Is this not quite normal?
I have had two boyfriends and, due to various factors such as pressure from family and friends and a desire to experience the emotions that come with love, I agreed to enter into relationships.
However, after starting to date, I often feel disgusted or even nauseous by their closeness, and I tend to interpret their motives in the most negative way possible.
I believe that dating is akin to a transaction, which makes me feel quite repulsed.
Sometimes, I may feel fondness for them due to their thoughtful gestures, but as soon as they do something that doesn't meet my expectations, all that fondness quickly turns into negative feelings, even aversion.
My feelings fluctuate dramatically.
My family often says that I just haven't experienced the beauty of love yet, but I feel really exhausted.
I think I would be better off alone; even if I have feelings for someone, I don't feel the desire to be together, let alone enter into a relationship.
I would like to ask the doctor if this situation indicates that I might have a psychological issue or if I am lacking something.
Hua Hua, 20~29 year old female. Ask Date: 2022/08/24
Dr. Qiu Junda reply Psychiatry
Hello.
Although issues related to gender are not my specialty, it seems that this situation is not unusual and does not necessarily indicate that you have a mental illness, as you may be concerned.
However, this situation can indeed cause you mental and emotional distress.
I recommend that you consider calling the Ministry of Health and Welfare's helpline (1925) for telephone counseling, which may be beneficial.
Reply Date: 2022/08/24
More Info
Your experiences and feelings regarding relationships suggest that you may be grappling with significant emotional and psychological challenges. The intense anxiety and discomfort you feel in romantic situations, coupled with the rapid shifts between affection and aversion, can indeed be indicative of underlying mental health issues.
Firstly, it’s important to recognize that relationship anxiety is not uncommon, especially among individuals who have experienced emotional turmoil or trauma in their past. The feelings of nausea and disgust when someone gets close to you may stem from a fear of intimacy or vulnerability. This fear can be exacerbated by external pressures, such as societal expectations or the influence of friends and family, which may lead you to enter relationships that you are not genuinely ready for or interested in.
Your tendency to interpret your partner's actions in the worst possible light suggests a cognitive distortion known as "catastrophizing." This is a common symptom in anxiety disorders, where one anticipates the worst outcomes in situations, leading to a cycle of negative thinking that can be difficult to break. This pattern can create a self-fulfilling prophecy, where your negative expectations lead to behaviors that ultimately confirm those fears, further entrenching your anxiety.
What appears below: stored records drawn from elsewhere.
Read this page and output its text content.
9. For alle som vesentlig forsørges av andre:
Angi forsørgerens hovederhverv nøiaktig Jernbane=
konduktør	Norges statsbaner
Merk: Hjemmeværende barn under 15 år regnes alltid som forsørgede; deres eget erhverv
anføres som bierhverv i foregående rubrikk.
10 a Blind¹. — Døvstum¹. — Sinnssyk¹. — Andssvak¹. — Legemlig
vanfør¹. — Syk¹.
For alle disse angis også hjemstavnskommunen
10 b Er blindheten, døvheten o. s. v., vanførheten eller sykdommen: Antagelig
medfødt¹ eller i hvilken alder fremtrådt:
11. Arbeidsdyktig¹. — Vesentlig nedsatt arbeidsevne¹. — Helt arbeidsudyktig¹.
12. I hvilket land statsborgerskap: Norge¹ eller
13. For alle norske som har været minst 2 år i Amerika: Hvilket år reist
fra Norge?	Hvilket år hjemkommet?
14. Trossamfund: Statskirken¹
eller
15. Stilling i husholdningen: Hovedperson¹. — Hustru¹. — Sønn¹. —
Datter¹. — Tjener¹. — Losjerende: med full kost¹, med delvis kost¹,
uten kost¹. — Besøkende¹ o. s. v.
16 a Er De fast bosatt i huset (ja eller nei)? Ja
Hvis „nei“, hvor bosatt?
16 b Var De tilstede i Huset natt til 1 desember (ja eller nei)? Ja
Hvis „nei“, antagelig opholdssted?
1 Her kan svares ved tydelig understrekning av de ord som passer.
Moreover, the notion that relationships feel like "a transaction" may indicate a deeper issue with trust and emotional connection. If you perceive interactions as exchanges rather than genuine connections, it may reflect past experiences where you felt used or betrayed. This perspective can hinder your ability to form healthy, reciprocal relationships, leaving you feeling isolated and disillusioned.
Your family's comments about not having experienced the "beauty of love" may also contribute to your feelings of inadequacy or confusion. It’s crucial to understand that everyone’s journey in love and relationships is unique. The pressure to conform to a certain timeline or experience can exacerbate feelings of anxiety and self-doubt.
Given your description of feeling more comfortable alone and your reluctance to pursue relationships, it might be beneficial to explore these feelings further with a mental health professional. Therapy can provide a safe space to unpack your experiences, understand the roots of your anxiety, and develop healthier coping mechanisms. Cognitive-behavioral therapy (CBT) is particularly effective for anxiety disorders, as it helps individuals challenge and reframe negative thought patterns.
Additionally, practicing mindfulness and self-compassion can be beneficial. Mindfulness techniques can help you stay present and reduce anxiety about potential future outcomes, while self-compassion can foster a kinder relationship with yourself, allowing you to accept your feelings without judgment.
In conclusion, your relationship anxiety may indeed be a sign of underlying mental health issues, such as anxiety or possibly even aspects of avoidant personality traits. It’s essential to seek professional help to navigate these feelings and develop a healthier relationship with yourself and others. Remember, it’s okay to take your time in understanding your emotions and finding what truly makes you happy, whether that involves being in a relationship or enjoying your own company.